Intersection points or intersection associations between domains may further be determined. For example, file server 130 represents an intersection point between domains 210 and 230, as previously noted, and between domains 410 and 420. Similarly, host 315 represents an intersection between domains 410 and 420. Knowledge of intersection points is advantageous as an error or fault in a domain that impacts an intersection point may generate failures and/or error messages in other domains. That is, intersection points function as conduits for events across intersecting domains. For example, an error in disk 150, for example, affects extent 340, which in turn affects volume 330, which further affects file system 240. Hence, errors in file system 240 may generate errors or detectable events in application domain 230 as application 235 may use a file serviced by file system 240. Similarly, a failure in disk 150 may affect file server 130 if file server 130 hosts a file system that allocates volumes that use disk 150 and may further create problems or detectable events in applications accessing disk 150.
FIG. 5 illustrates the impact of an error occurring in a storage medium 150 in a system using multiple files to store data on storage medium 150. In this case, the error on storage medium 150 propagates though to the application domain, such that errors or detectable events are incurred in associated applications 235.1-235.r.
FIG. 6 illustrates a second example of the occurrence of errors or detectable events in applications caused by a failure or a causing event in array 350. In this case, the causing event may be a detectable event in one of the plurality of storage medium 150.1-150.m that comprise array 350.
FIG. 7 illustrates, how an error in one or more components may cause the same symptom to be detected.
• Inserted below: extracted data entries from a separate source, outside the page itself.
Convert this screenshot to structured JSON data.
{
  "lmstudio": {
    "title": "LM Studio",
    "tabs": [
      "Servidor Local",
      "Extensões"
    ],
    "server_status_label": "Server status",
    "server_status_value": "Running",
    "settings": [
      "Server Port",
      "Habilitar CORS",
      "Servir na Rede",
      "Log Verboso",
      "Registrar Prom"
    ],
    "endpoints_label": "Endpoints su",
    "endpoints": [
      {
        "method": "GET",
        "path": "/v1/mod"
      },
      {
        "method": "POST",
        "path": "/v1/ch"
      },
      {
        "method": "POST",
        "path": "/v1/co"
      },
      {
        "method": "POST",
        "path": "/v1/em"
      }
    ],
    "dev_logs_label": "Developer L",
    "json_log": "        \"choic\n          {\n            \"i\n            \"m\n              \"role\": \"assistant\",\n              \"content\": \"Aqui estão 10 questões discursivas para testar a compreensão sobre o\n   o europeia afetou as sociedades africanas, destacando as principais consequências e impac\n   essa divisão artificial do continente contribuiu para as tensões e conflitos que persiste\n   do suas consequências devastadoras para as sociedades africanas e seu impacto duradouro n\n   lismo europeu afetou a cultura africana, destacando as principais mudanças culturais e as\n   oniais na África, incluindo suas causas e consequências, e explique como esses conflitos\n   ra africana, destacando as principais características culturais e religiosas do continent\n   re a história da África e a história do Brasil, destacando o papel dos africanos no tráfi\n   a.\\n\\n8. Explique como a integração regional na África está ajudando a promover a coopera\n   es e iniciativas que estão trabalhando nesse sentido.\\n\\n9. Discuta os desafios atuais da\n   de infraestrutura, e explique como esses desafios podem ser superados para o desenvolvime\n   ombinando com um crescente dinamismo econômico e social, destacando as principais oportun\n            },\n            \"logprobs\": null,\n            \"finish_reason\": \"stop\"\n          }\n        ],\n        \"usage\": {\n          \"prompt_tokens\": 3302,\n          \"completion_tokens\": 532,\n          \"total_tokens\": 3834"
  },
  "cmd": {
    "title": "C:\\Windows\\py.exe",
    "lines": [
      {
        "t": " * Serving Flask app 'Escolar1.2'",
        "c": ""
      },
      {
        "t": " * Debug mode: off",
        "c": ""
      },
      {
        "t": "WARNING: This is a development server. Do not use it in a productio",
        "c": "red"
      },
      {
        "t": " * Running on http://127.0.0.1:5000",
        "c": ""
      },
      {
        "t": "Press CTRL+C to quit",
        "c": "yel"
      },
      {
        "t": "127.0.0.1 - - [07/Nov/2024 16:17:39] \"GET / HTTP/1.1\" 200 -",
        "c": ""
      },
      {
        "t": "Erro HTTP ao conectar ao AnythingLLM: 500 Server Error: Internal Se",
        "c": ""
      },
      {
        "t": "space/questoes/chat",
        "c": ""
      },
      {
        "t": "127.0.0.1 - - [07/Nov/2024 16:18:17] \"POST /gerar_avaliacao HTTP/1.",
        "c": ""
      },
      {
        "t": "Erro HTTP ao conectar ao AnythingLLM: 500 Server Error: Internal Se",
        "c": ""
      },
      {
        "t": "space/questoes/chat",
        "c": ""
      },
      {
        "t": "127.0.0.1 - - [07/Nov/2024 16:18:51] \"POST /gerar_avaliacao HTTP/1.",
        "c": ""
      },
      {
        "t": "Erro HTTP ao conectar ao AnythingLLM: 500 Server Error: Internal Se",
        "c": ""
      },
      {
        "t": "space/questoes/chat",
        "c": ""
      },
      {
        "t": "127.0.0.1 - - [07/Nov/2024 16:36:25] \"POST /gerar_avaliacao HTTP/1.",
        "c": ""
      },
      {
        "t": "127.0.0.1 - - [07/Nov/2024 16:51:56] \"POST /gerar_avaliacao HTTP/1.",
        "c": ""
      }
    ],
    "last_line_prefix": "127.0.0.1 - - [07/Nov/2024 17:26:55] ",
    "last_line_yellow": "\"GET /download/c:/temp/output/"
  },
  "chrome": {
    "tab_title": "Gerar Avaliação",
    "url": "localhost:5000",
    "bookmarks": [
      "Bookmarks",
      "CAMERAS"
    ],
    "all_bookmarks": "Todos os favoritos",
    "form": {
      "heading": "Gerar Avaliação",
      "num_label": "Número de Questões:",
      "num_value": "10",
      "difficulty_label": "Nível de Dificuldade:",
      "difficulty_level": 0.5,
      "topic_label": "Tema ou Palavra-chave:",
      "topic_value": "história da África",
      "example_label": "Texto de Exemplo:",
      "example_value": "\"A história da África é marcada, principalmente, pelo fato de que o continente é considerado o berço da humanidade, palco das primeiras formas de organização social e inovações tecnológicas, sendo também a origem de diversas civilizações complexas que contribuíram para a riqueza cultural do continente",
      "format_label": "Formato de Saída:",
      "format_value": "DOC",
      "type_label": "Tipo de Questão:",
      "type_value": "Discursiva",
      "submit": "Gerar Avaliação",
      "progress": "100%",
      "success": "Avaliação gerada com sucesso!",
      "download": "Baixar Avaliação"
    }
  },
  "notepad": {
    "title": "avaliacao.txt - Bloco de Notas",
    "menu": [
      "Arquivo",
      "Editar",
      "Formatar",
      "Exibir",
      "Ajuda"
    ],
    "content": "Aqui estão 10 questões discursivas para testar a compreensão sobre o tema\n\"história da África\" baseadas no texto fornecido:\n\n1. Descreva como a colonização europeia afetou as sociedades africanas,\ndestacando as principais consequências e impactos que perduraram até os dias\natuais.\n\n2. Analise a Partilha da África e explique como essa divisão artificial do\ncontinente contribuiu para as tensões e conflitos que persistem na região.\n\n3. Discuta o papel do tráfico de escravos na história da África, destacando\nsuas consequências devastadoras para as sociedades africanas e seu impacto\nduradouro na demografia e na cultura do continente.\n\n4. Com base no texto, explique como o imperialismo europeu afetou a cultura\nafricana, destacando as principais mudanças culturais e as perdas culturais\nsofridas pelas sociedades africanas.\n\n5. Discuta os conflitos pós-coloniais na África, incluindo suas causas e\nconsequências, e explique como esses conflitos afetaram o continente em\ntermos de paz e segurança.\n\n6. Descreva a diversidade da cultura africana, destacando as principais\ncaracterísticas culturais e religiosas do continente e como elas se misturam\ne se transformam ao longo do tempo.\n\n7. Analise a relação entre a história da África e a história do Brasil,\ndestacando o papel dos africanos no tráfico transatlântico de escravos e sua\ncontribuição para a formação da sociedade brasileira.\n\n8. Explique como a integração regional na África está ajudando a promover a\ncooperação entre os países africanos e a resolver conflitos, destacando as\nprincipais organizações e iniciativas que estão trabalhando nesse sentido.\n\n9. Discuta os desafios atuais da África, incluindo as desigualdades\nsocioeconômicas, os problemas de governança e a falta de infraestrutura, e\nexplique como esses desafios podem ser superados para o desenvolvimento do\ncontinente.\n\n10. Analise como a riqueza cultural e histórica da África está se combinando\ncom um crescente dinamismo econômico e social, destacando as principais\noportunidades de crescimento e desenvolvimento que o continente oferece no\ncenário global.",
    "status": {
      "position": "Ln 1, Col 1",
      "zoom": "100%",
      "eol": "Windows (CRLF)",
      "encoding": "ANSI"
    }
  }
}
In this illustrative example, a failure to read a file causes an error in application 235. For example, an error in any one of IP network 120, file server 130, SAN 310, Host 315, storage pool 320, array 350 or storage medium 150 will prevent application 235 from reading a file from storage medium 150. In this case, from the symptom “application 235 cannot read a file from the storage medium 150” it is not possible to determine the cause of the problem.
FIG. 8 illustrates a chart of errors that may occur in the system shown in FIG. 4. In this case, the object classes shown represent elements that may fail and may also constitute possible root causes of problems for the system shown.
FIG. 9 illustrates a chart of the impact of failures in the system shown in FIG. 4. In this case, the objects shown are dependent upon the condition of the objects shown in FIG. 8. More specifically, the dependencies are shown in the Explanation column.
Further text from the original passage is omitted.